Плоскиня слез с коня, шагнул к харагуульному нукеру и, поклонившись по урусскому обычаю, начал переводить речь посла.

Далаан, закрепив короткий повод на передней седельной луке и освободив тем самым руки, напряженно наблюдал за реакцией русина. В любой момент он готов был схватиться за оружие. Если Дэлгэр прикажет.

Приказа пока не было. Наоборот, Дэлгэр велел Далаану и его воинам ни во что не вмешиваться.

— Гой еси, кметь… — Плоскиня заговорил спокойно, неторопливо и уважительно, но речь бродника отчего-то ввергла русинского нукера в состояние, близкое к помешательству. Сначала он ненадолго умолк и ошалело захлопал глазами. Потом, так и не дослушав Плоскиню до конца, взъярился еще больше, словно русину были сказаны обидные слова.

— «Слышь-ты-гой-еси-мать-твою-добрый-молодец-че-ты-мне-тут-дурку-гонишь-то-а?!» — снова закричал он.

Бродник попытался что-то объяснить. Увы, это не помогло.

— «Мужик-мать-бать-ты-специально-нарываешься-да?!» — бесился харагуульный нукер.

Плоскиня снова попробовал вставить слово. Но и эта попытка утонула в ответном словесном потоке.

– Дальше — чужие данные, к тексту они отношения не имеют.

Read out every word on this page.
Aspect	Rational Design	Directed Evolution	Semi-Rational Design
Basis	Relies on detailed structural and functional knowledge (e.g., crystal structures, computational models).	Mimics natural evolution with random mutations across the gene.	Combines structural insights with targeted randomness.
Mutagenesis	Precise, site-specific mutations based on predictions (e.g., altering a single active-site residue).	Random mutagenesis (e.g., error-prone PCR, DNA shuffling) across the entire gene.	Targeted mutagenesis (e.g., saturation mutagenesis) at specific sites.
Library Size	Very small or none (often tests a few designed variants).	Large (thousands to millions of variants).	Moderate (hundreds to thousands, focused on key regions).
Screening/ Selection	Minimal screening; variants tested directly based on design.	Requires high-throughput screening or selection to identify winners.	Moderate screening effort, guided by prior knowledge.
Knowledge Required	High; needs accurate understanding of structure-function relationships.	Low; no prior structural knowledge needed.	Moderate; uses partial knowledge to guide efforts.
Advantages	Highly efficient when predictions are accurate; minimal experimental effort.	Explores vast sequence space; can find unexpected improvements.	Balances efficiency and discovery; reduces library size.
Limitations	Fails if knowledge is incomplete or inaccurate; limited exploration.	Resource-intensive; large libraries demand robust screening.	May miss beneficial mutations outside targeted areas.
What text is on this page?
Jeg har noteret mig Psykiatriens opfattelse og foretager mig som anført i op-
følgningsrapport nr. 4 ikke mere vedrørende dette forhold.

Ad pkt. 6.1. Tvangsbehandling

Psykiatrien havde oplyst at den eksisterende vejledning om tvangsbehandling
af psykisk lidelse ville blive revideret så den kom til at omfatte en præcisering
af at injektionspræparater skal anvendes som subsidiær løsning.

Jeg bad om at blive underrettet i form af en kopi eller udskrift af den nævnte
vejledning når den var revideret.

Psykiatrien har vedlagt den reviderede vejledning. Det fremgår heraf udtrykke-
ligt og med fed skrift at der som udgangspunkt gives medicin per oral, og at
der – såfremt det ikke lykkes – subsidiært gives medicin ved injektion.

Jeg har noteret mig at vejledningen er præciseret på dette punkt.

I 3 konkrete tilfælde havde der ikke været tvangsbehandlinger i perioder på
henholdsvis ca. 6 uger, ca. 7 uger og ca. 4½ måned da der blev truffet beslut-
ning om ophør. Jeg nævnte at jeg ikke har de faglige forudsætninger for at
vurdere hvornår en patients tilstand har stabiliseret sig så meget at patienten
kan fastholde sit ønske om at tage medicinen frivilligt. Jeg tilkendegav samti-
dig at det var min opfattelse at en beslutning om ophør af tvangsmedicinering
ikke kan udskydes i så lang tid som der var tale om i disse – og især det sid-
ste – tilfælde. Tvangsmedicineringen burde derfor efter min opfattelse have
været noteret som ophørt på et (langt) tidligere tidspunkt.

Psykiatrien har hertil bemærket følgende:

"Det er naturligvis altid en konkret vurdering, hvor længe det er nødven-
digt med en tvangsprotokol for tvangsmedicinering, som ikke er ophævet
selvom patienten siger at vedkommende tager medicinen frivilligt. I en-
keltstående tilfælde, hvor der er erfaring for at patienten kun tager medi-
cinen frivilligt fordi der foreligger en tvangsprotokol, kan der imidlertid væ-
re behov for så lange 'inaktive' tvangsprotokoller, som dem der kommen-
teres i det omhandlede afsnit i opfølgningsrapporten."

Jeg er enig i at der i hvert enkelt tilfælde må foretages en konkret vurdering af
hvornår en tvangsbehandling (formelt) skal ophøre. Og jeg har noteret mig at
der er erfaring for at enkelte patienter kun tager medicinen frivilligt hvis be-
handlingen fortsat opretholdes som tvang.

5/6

— «Ты-че-по-руски-совсем-не-въезжаешь-нах-х?! — яростно и раздраженно орал русин. — Я-вам-че-сказал?! С-коней-суки-слазьте! Тесаки-пики-бросай-нах-х!»

К крикливому русину уже подтягивались остальные воины харагуула. Один, два, пять, семь… — считал Далаан.

* * *

— В чем дело? — Косов подбежал к Грачеву одним из первых. — Что за цирк?

Капитан смотрел на обряженных в железо незнакомцев и уже начинал мысленно материться. Сюрпризец, однако! Инцидентик, мля! А с кого за всяческие сюрпризы и инциденты на КПМ спрос? С него, с начальника дежурного наряда капитана Дмитрия Косова. С кого же еще-то?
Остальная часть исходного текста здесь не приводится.